January 14th, 2011 by Amy Gonsalves Leave a reply »

News flash: Men and women have different bodies! 

Just kidding.  Or am I?  Did you realize that almost all data used in calculating those numbers and little colored graphs pasted on nearly every treadmill, stair climber, stationery bike, and elliptical in gyms across the land about maximum heart rates (HRmax) has been data on male subjects.  Same with calorie counts on those machines… !!

Finally someone thought to study FEMALE subjects to come up with more accurate data for us about our maximum heart rates.  Now, I learned a couple things when reading about this study: (1) I learned that the American Heart Association publishes a medical journal entitled CIRCULATION- love that- and (2) I learned that the belief most trainers have shared for years has scientific merit.  (I love that too.)

I took a class a few years ago about maximum heart rate.  Basically I learned at that class that age-related slowing of heart rate is NOT a natural law: it’s more a factor of deconditioning, not of age.  (Ever since I have been curious to see what my friend’s 70-year-old triathlete mom’s heart rate is and compare hers to mine.)  Clearly, that class knocked the age factor on the little colored graph out for me. 

But this study did something with gender, too, and that I think is information worth sharing.

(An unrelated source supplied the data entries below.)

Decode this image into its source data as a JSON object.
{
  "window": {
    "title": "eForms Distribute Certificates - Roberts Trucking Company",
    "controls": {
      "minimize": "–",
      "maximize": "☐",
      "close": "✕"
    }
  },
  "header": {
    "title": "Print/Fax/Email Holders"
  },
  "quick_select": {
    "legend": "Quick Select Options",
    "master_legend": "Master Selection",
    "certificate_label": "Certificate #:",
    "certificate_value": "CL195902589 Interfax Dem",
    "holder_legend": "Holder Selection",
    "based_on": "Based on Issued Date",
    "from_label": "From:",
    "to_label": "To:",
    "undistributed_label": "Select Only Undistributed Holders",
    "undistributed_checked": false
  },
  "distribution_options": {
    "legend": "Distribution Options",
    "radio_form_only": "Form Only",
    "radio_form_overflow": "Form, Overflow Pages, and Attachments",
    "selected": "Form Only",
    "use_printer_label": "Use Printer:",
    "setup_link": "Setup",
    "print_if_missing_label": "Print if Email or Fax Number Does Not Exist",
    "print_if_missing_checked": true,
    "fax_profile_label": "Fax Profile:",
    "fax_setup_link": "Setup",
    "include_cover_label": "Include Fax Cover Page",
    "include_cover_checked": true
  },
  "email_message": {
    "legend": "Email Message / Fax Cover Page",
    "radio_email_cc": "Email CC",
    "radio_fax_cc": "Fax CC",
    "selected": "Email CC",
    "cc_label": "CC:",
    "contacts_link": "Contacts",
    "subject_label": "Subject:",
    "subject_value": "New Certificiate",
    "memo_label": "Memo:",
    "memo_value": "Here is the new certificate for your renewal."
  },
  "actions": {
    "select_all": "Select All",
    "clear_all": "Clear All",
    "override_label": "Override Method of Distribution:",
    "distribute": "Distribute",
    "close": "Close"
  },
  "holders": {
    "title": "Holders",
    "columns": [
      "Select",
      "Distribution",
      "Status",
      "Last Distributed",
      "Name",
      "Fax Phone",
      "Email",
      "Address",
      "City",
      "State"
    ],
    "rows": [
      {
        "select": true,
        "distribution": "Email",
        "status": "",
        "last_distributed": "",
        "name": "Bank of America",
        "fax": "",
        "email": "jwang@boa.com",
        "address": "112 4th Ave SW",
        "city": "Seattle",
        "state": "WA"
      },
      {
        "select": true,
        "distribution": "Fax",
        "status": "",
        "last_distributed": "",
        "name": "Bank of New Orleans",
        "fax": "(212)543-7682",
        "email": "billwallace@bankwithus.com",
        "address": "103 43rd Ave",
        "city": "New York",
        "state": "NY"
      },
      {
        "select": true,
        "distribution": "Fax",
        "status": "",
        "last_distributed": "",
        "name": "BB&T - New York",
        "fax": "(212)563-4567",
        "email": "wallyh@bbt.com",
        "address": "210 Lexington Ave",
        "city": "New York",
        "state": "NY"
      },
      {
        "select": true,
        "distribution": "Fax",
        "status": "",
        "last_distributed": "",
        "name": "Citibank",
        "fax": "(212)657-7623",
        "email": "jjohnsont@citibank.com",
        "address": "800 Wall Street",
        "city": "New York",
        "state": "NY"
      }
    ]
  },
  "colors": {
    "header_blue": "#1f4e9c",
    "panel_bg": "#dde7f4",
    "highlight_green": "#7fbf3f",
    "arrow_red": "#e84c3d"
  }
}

The study found that the widely used recommendations (that the class I took destroyed with facts and data) for a woman’s maximum heart rate is in fact higher than necessary

     You’ve seen or heard of the formula the graphs use:

               220- age = HRmax

     Well, this study said in fact that for asymptomatic women, the formula should instead be:

               206- (age x 0.88) = HRmax

For me this means that the older male-based formula would say my HRmax is 220-33 = 187, yet the newer female-based formula says my HRmax is really 206 – (33 x 0.88) = 177.

(If you’ve ever hit either of those heart rates you know this is a BIG DIFFERENCE.)

 But then there’s that darn reality again: my HRmax is much higher than 177… or 187… and I haven’t keeled over with a heart that maxed out. 

So the moral of the story is that one’s Maximum Heart Rate is very individual, the entire idea of a maximum rate is conceptual rather than literal (how do you ever exceed your maximum?  Don’t you just get a new maximum?), and those little graphs mean very very little.  Very little.

Go by how YOU feel when YOU are exercising, or invest in a heart rate monitor to tell you what rate you are at, but only if you want to train in certain heart rate zones for specific training.  (The vast majority of heart rate monitors and calorie machines that tell you calories burned are a massive crock, too.)  

Your own awareness of your breathing, energy and exertion level is a far better indicator for you than almost anything else. 

Better yet, your awareness works when you get off the machines and head outside instead!